Самиздат: [Регистрация] [Найти] [Рейтинги] [Обсуждения] [Новинки] [Обзоры] [Помощь|Техвопросы]
Ссылки:


 Ваша оценка:
  • Аннотация:
    Полуфиналист БД-8 "Пес, лижущий пилу, услаждается вкусом собственной крови, не понимая всего вреда, который себе причиняет". Св. Иоанн Лествичник

  Иудушка навестил Сан Саныча ночью, ближе к утру. Прошел через комнату, сея как зерна во влажную почву вымученные охи и ахи. Также как зерна, они должны были прорасти, заставив Сан Саныча очнуться и разорвать липкую паутину тревожного сна.
  Комната была погружена во тьму. Но Иудушка отыскал в углу единственное место, на которое падал свет из окна. Запахнув полы старого халата, из которого местами торчали клочья ваты, он устроился на стуле и затих.
  Лежать дольше и делать вид, что спишь, не имело смысла. Сан Саныч сел, подоткнул под спину подушку.
  -Смотрю, не спится тебе, мил дружок, - вкрадчивым шепотом заговорил незваный гость.
  Сан Саныч вздрогнул от неожиданности и вдруг увидел себя со стороны: согбенного, жалкого, перебирающего сухими пальцами собранный в ком угол простыни.
  -Не спится, - Иудушка покачал головой. Глаза его масляно блестели, как два насекомых, два светляка, неизвестно в силу каких причин повторяющих движения друг друга. - Другой вот и думает: я в церковку хожу, в боженьку верю, когда и свечечку поставлю. И все вроде бы ладненько. И в постельку ложится, надеясь заснуть праведным сном. Вот тут-то вся его вера как на ладони и видна. Нет веры - нет и сна. Потому что домик твой жития-бытия на песочке-то и стоит. А подул ветер, налег на тот домик и он упал...
  Сан Саныч тяжело дышал. Сквозь елейную патоку Иудушкиной речи отчетливо проступало то, что связывало слова - чувство ненависти. Это чувство словно содержалось у него в отдельных сотах и на какую бы тему он ни заговорил - вот оно, наготове - и далеко ходить не надо.

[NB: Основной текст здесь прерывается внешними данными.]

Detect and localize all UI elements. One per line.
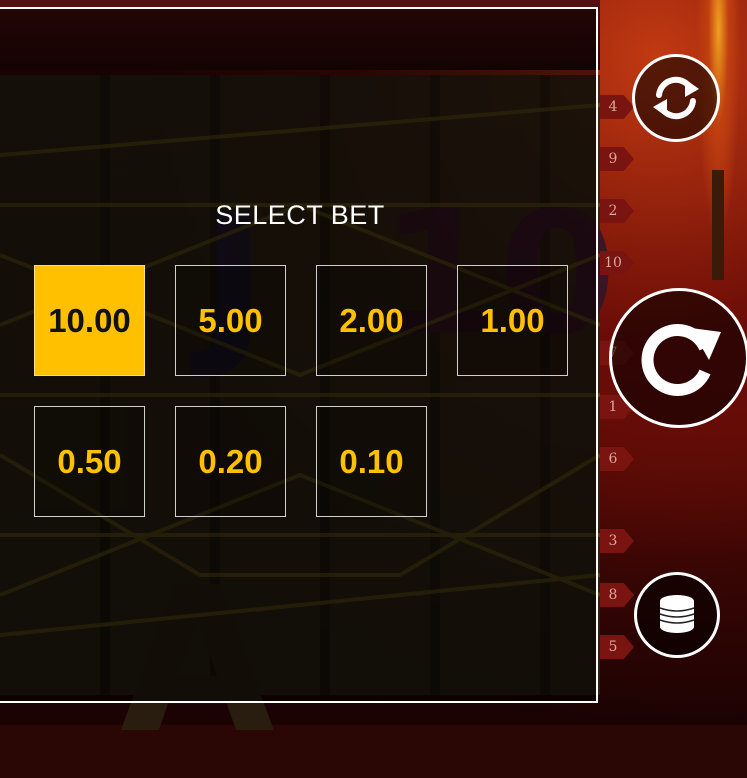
bet-option-button[interactable]: 5.00 — [175, 265, 286, 376]
spin-arrow-icon — [641, 324, 721, 396]
bet-option-button[interactable]: 1.00 — [457, 265, 568, 376]
panel-title: SELECT BET — [215, 200, 385, 230]
bet-option-button[interactable]: 0.20 — [175, 406, 286, 517]
bet-button[interactable] — [634, 572, 720, 658]
bet-option-button[interactable]: 0.10 — [316, 406, 427, 517]
coin-stack-icon — [659, 595, 695, 633]
autoplay-button[interactable] — [632, 54, 720, 142]
bet-option-button[interactable]: 0.50 — [34, 406, 145, 517]
autoplay-arrows-icon — [653, 76, 699, 120]
spin-button[interactable] — [609, 288, 747, 428]
torch-stick — [712, 170, 724, 280]
bet-option-button[interactable]: 10.00 — [34, 265, 145, 376]
bet-option-button[interactable]: 2.00 — [316, 265, 427, 376]
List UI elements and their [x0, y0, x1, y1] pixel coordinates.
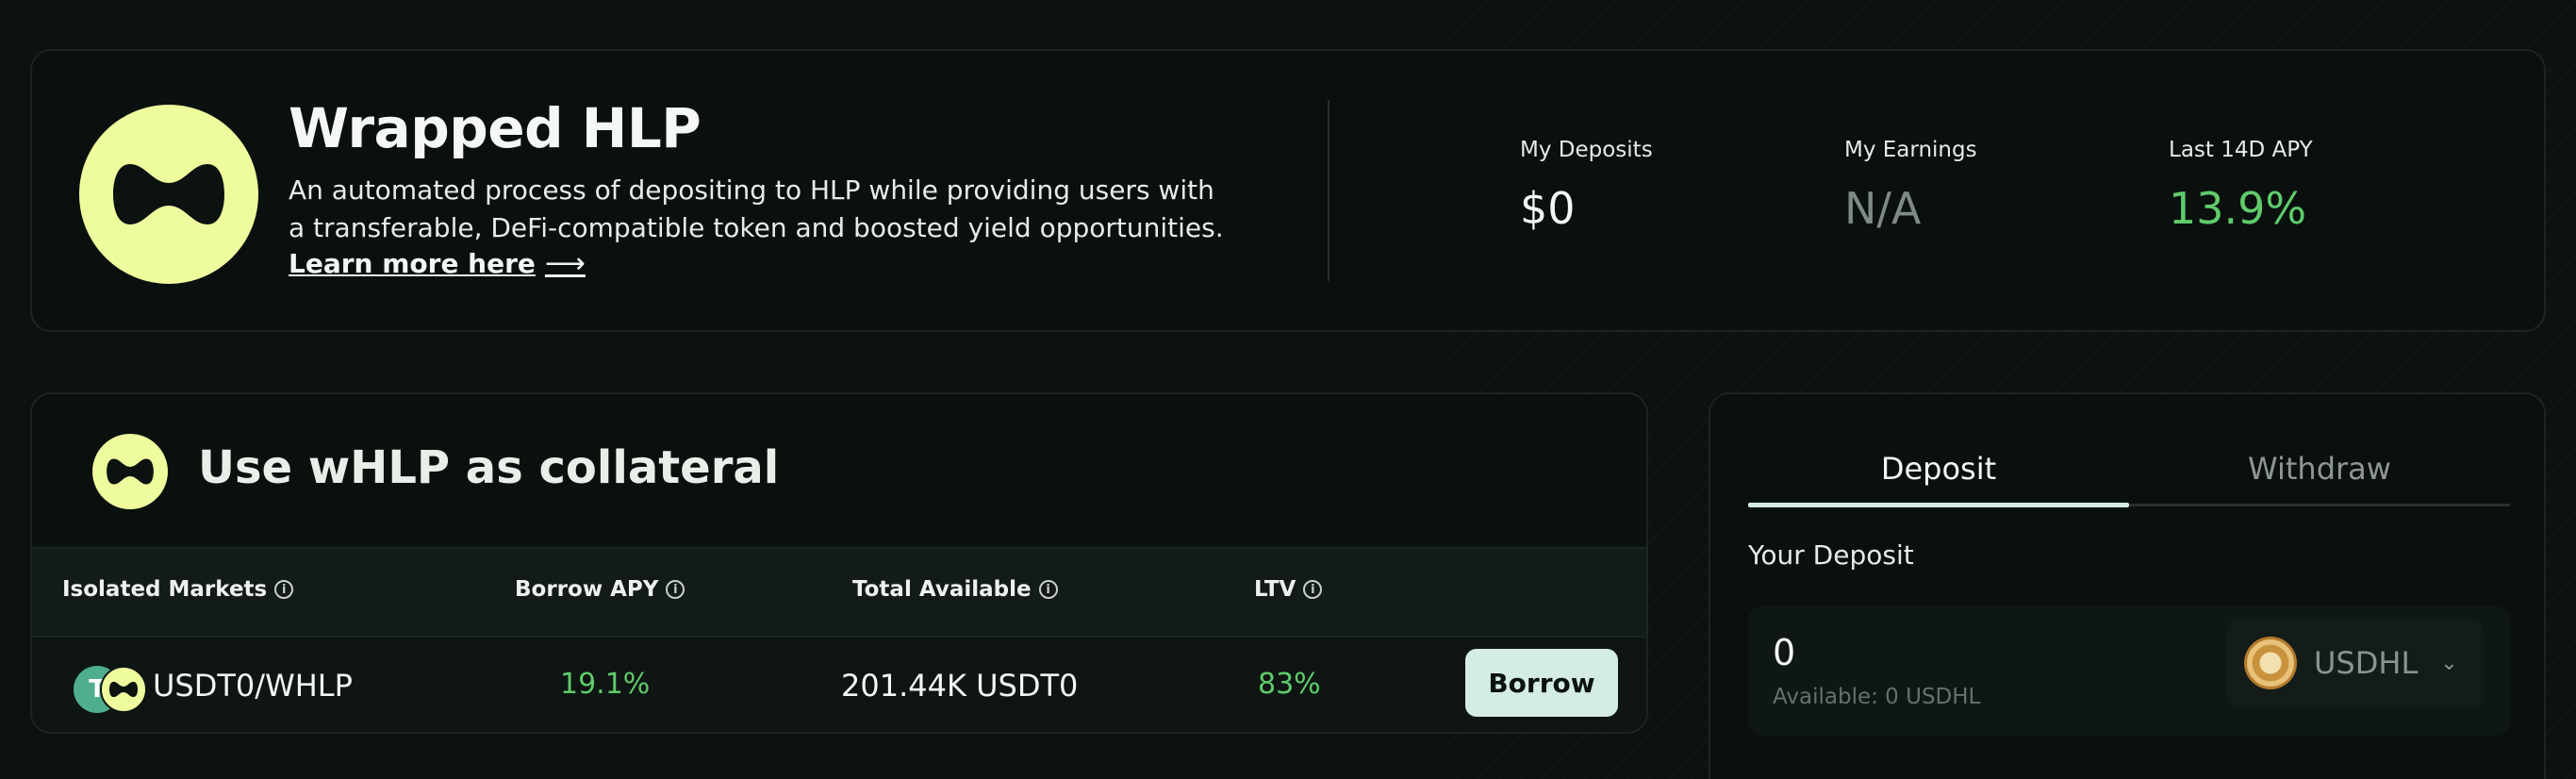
your-deposit-label: Your Deposit: [1748, 539, 1914, 571]
collateral-header: Use wHLP as collateral: [32, 394, 1646, 545]
stat-my-earnings: My Earnings N/A: [1844, 138, 1977, 234]
deposit-amount-input[interactable]: 0: [1773, 632, 1795, 673]
column-label: Borrow APY: [515, 577, 659, 602]
stat-value: N/A: [1844, 183, 1922, 234]
stat-label: My Deposits: [1520, 138, 1653, 162]
divider: [1328, 100, 1329, 281]
total-available-value: 201.44K USDT0: [841, 668, 1079, 704]
stat-my-deposits: My Deposits $0: [1520, 138, 1653, 234]
hero-description: An automated process of depositing to HL…: [289, 174, 1224, 243]
column-header-ltv: LTV i: [1254, 577, 1323, 602]
column-header-borrow-apy: Borrow APY i: [515, 577, 685, 602]
chevron-down-icon: ⌄: [2440, 651, 2458, 675]
learn-more-label: Learn more here: [289, 248, 536, 279]
tab-withdraw[interactable]: Withdraw: [2129, 451, 2510, 487]
whlp-logo-icon: [92, 434, 168, 509]
stat-value: 13.9%: [2169, 183, 2307, 234]
market-pair: USDT0/WHLP: [153, 668, 353, 704]
column-header-isolated-markets: Isolated Markets i: [62, 577, 294, 602]
deposit-input-box: 0 Available: 0 USDHL USDHL ⌄: [1748, 605, 2510, 736]
wrapped-hlp-overview-card: Wrapped HLP An automated process of depo…: [30, 49, 2546, 332]
collateral-title: Use wHLP as collateral: [198, 441, 780, 494]
tab-deposit[interactable]: Deposit: [1748, 451, 2129, 487]
info-icon[interactable]: i: [274, 580, 294, 599]
token-selector[interactable]: USDHL ⌄: [2227, 619, 2484, 707]
token-name: USDHL: [2314, 645, 2419, 681]
pair-icons: T: [74, 666, 153, 713]
column-label: Total Available: [852, 577, 1032, 602]
stat-last-14d-apy: Last 14D APY 13.9%: [2169, 138, 2313, 234]
ltv-value: 83%: [1258, 668, 1321, 701]
info-icon[interactable]: i: [1303, 580, 1323, 599]
stat-value: $0: [1520, 183, 1576, 234]
usdhl-icon: [2244, 637, 2297, 689]
column-label: LTV: [1254, 577, 1296, 602]
table-header: Isolated Markets i Borrow APY i Total Av…: [32, 547, 1646, 638]
available-balance: Available: 0 USDHL: [1773, 685, 1981, 709]
borrow-button[interactable]: Borrow: [1465, 649, 1618, 717]
learn-more-link[interactable]: Learn more here ⟶: [289, 247, 586, 280]
page-title: Wrapped HLP: [289, 96, 702, 160]
column-header-total-available: Total Available i: [852, 577, 1058, 602]
table-row: T USDT0/WHLP 19.1% 201.44K USDT0 83% Bor…: [32, 638, 1646, 732]
info-icon[interactable]: i: [666, 580, 685, 599]
whlp-logo-icon: [100, 666, 147, 713]
deposit-withdraw-panel: Deposit Withdraw Your Deposit 0 Availabl…: [1709, 392, 2546, 779]
stat-label: My Earnings: [1844, 138, 1977, 162]
info-icon[interactable]: i: [1038, 580, 1058, 599]
stat-label: Last 14D APY: [2169, 138, 2313, 162]
borrow-apy-value: 19.1%: [560, 668, 651, 701]
column-label: Isolated Markets: [62, 577, 268, 602]
whlp-logo-icon: [79, 105, 258, 284]
arrow-right-icon: ⟶: [544, 247, 586, 280]
tab-underline-active: [1748, 503, 2129, 507]
collateral-markets-card: Use wHLP as collateral Isolated Markets …: [30, 392, 1648, 734]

  -И думают оне, что местечко в райских кущах для них приготовлено, - непрошеный гость плотоядно прищурился и светляки в глазах погасли. - А как землица на гробик-то посыпалась и душа полетела в тартарары, тут и настало время возроптать. Как? Эта сковородочка с горящими угольками для меня? Разве не делал я добрых дел? Когда и нищему на паперти подал, и дружку своему закадычному долг простил, и собачке бездомной кость бросил. А Боженька-то и ответит: по вере и наказание. Знать, не одними добрыми, взятыми из головы нашей делами готовится нам местечко в раю. А вера-то? Вера-то где? И нет ее. А на пустом месте хоть с три короба добрых дел городи - все пусто будет.
  Гость все говорил, говорил. И чудилось Сан Санычу, что каждое слово, вылетающее из гнилого нутра имеет вполне материальную основу. Только не дано Сан Санычу того взора, что позволил бы разглядеть, как неумолимо заполняют слова пространство убогой комнаты. Он старался дышать через раз, с замиранием сердца прислушиваясь к тому, как вливается в него с каждым вздохом ненавистная сущность...
  Сан Саныча разбудила боль в неловко подогнутой руке. Доносившийся из кухни запах кофе развеял надежду на то, что сегодняшний день можно провести в одиночестве. Поднявшуюся тревогу не смогла заглушить даже боль в руке, острыми иглами пронзившая пальцы. Сан Саныч поднялся, сунул ноги в домашние тапки и как на Голгофу отправился на кухню.
  Она сидела на стуле, спиной к окну. Холеное лицо с безупречным макияжем не портил горбатый нос. В руке с длинными красными ногтями дымилась сигарета. Короткая черная кожаная юбка едва прикрывала мускулистые ноги, расставленные широко, по-мужски.
  Не самое худшее из зол - Баба Яга. Развратная, доступная до такой степени, что у Сан Саныча помутилось в глазах. Ноги подогнулись, и он тяжело опустился на стул.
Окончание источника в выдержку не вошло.